混合量子经典循环神经网络#

搭建量子RNN网络#

本节内容将详细介绍混合量子经典循环神经网络（Quantum Recurrent Neural Network，简称 QRNN）的构建过程，并展示其在量子模拟器上的模型架构与实验效果[1] [2]。混合量子经典循环神经网络是传统循环神经网络（Recurrent Neural Network，简称 RNN）的量子化版本，其主要特点在于将 RNN 单元中的全连接层替换为变分量子线路（Variational Quantum Circuit，简称 VQC），同时保留了单元中原有的计算逻辑。通过本节的学习，您将深入理解混合量子经典循环神经网络的基础理论、实现方法，以及在解决实际问题时的应用案例。在探究量子RNN模型的搭建之前，首先需了解其核心组成部分——变分量子线路（Variational Quantum Circuit, VQC）。变分量子线路（VQC），也被称为参数化量子线路（Parameterized Quantum Circuit, PQC），通常包含三个关键部分：状态制备、变分量子线路和测量。下图中 \(U(x)\) 表示状态制备线路，它的作用是将经典数据 \(x\) 编码为量子态。 \(V(\theta)\) 表示具有可调节参数 \(\theta\) 的变分线路，可以通过梯度下降的方法进行优化。最后通过测量量子态，得到经典的输出值[1] [2]。

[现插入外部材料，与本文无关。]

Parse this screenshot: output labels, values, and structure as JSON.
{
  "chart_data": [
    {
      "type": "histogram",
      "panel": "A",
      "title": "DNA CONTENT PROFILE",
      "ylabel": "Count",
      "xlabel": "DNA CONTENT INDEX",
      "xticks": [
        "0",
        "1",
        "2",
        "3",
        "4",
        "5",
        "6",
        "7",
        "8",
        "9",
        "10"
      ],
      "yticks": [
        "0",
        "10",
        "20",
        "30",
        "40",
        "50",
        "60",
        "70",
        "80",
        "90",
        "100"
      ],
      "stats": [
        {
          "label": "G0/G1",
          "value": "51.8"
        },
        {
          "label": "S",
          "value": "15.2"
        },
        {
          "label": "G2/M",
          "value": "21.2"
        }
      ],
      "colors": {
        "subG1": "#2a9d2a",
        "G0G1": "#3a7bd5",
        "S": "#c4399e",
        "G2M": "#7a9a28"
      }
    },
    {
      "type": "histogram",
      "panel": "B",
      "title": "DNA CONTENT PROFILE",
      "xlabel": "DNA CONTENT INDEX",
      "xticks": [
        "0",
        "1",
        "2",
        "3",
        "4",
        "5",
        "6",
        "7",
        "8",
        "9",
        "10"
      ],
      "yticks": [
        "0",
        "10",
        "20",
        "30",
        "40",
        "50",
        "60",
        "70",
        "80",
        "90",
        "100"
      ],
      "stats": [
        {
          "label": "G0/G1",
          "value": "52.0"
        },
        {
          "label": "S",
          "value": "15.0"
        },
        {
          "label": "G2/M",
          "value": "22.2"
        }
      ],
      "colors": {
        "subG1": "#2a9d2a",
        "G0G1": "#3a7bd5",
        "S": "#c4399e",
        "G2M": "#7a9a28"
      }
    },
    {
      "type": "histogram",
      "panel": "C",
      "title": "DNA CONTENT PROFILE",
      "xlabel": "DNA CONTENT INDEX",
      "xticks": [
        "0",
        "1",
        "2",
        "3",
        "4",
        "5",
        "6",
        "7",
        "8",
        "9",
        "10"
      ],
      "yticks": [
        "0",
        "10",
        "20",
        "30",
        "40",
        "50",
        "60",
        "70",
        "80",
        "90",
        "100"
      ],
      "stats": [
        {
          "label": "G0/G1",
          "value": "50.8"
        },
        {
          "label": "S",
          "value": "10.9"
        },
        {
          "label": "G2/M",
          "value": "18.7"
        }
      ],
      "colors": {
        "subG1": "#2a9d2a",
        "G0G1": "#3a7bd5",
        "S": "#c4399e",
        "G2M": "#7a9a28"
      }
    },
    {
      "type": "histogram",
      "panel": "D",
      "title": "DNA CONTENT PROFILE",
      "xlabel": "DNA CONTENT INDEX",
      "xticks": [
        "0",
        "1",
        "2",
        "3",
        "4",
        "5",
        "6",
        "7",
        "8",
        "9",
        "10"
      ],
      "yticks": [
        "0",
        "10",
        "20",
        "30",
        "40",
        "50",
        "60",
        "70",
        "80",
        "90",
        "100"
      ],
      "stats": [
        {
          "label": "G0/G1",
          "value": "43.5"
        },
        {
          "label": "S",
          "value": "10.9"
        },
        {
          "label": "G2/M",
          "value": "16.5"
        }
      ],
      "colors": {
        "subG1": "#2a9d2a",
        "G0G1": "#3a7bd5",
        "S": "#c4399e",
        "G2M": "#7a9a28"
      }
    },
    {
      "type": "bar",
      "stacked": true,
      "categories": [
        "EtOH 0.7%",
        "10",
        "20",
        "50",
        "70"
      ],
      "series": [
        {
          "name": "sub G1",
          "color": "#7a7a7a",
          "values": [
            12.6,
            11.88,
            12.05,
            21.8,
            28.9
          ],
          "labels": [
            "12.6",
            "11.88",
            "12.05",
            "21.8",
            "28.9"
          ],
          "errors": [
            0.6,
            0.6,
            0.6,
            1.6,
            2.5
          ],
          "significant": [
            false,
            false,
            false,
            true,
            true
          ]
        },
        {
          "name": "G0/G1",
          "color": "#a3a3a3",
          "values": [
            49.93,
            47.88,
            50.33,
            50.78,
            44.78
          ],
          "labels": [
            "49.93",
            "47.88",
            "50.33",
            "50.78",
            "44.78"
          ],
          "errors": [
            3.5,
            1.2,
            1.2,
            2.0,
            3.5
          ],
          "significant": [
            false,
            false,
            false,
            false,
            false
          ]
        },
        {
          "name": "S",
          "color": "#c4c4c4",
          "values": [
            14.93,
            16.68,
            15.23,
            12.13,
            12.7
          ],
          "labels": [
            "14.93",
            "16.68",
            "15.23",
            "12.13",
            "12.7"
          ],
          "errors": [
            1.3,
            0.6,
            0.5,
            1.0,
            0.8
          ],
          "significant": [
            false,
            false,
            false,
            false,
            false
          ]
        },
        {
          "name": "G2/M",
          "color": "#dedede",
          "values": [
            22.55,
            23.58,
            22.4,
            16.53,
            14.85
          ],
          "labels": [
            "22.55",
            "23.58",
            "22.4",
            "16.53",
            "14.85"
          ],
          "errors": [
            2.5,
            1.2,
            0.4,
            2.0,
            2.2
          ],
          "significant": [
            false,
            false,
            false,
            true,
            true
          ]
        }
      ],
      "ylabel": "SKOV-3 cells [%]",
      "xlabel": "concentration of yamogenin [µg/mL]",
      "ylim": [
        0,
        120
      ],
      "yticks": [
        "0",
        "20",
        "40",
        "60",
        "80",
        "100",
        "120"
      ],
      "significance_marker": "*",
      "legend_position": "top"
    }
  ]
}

图 1 变分量子线路（VQC）的通用架构。U(x) 是将经典输入数据 x 编码为量子态的量子线路，V(θ) 是具有可调节或可学习参数 θ 的变分线路。线路最后是对部分或全部量子比特的测量

在这里，我们通过 DeepQuantum 去实现一个用于 QRNN 的 VQC 模块（图1），包括以下三个部分：编码线路、变分线路和量子测量。

1.编码线路

编码线路将经典数据值映射为量子振幅。量子线路先进行基态初始化，然后利用 Hadamard 门来制备无偏初始态。我们使用双角编码（two-angle encoding），用两个角度编码一个值，将每个数据值分别用两个量子门（ Ry 和 Rz ）进行编码。两个量子门的旋转角度分别为：\( f(x _i) = \arctan(x _i) \) 和 \( g(x _i) = \arctan(x _i^2) \) ，其中 \( x _i \) 是数据向量 \( x \) 的一个分量。编码数据的量子态为[1]：

\[ |x\rangle=\bigotimes^N_{i=1}\cos(f(x_i)+\pi/4)|0\rangle+\exp(ig(x_i))\sin(f(x_i)+\pi/4)|1\rangle \]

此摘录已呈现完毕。